Banken verärgern Kunden im Internet

Eine Studie von Novomind und M&Oh Research Services fördert zu Tage, was viele Kunden schon am eigenen Leib erfahren haben: Wer sich per E-Mail mit einem Problem an die Bank seines Vertrauens wendet, der darf in puncto Service und Kundenfreundlichkeit nicht allzu viel erwarten.

Obwohl 62 Prozent der Banken in eine Präsentation und den Vertrieb ihrer Leistungen über das Web investieren, so lässt die Service-Abwicklung über das Internet für den Kunden doch sehr zu wünschen übrig. Die Kreditinstitute haben "das schnelle Onlinemedium nicht im Griff", so das Fazit der Studie von Novomind und M&Oh Research Services. 

Im Schnitt müssen Kunden zwei Tage auf eine Beantwortung ihrer E-Mail-Anfrage warten. Genauso schnell oder langsam, wie die Post für den Transport der Nachrichten gebraucht hätte. "Jede siebte Anfrage bleibt sogar komplett unbeachtet", so ein Ergebnis der Untersuchung "E-Mail-Kundenservice Kreditinstitute 2005". Die Tester baten beispielsweise um Auskunft zu Kreditangeboten, Geldanlagen, Datenschutz oder aktuellen Zinssätzen.

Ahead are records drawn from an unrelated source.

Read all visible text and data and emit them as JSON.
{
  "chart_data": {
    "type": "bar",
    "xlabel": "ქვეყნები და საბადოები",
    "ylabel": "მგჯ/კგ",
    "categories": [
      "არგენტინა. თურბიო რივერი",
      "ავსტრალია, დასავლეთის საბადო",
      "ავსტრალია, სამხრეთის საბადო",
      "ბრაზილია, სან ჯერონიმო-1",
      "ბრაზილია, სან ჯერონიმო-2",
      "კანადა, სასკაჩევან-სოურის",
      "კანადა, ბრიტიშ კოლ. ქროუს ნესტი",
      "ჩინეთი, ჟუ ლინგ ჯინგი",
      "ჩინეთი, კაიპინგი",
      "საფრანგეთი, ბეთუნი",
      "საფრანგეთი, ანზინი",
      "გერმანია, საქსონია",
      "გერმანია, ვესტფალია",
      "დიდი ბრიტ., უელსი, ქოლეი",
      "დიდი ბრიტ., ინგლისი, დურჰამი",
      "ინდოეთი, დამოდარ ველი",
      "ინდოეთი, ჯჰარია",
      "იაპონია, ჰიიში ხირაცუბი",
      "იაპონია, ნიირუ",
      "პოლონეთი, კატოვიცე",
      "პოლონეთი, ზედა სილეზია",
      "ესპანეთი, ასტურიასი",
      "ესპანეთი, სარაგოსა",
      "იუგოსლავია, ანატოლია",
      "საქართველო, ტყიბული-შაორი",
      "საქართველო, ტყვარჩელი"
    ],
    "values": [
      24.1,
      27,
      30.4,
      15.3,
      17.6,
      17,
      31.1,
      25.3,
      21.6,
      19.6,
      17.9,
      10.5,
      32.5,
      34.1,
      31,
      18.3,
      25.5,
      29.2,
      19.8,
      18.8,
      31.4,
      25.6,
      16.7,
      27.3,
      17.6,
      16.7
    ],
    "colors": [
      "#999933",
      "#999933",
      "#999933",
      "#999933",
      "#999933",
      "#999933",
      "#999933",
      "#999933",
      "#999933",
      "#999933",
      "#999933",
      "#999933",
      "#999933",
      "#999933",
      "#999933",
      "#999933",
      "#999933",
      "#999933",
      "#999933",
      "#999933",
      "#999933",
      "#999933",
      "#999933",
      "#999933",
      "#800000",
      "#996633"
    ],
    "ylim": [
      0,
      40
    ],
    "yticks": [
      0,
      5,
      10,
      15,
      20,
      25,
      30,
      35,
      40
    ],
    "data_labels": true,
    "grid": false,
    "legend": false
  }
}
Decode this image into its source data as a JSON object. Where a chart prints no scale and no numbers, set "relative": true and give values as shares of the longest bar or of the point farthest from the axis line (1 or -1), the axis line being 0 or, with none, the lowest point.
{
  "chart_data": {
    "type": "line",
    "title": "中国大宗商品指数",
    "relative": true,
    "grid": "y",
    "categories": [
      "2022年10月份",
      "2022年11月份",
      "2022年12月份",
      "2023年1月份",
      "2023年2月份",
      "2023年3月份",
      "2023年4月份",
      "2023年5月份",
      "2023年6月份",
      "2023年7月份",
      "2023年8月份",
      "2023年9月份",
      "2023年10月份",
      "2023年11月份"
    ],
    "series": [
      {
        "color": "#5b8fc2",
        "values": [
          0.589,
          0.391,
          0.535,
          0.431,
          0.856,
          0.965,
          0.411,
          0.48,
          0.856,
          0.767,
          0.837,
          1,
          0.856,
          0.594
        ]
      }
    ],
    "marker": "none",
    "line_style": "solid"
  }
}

Die Vermutung: Banken sind von den elektronischen Anfragen ihrer Kundschaft schlichtweg überfordert. 75 Prozent der Berater verstehen zwar die Probleme der Kunden, aber nur 20 Prozent der Bankangestellten versuchen auch, diese zu lösen. Das Resultat: Die Kundschaft wird durch langsame und unqualifizierte Antworten verärgert. 

Antwort verweigert
Gar keine Lust zu antworten hatten immerhin drei von zehn Banken. Die Kreditinstitute verweigerten einfach die Beantwortung der E-Mails. Schade, gehen doch dadurch potentielle Kunden verloren. Am schlechtesten beantwortet wurden übrigens die Anfragen zu Anlagen und Finanzierung. Hier empfiehlt sich nach wie vor der direkte Besuch vor Ort.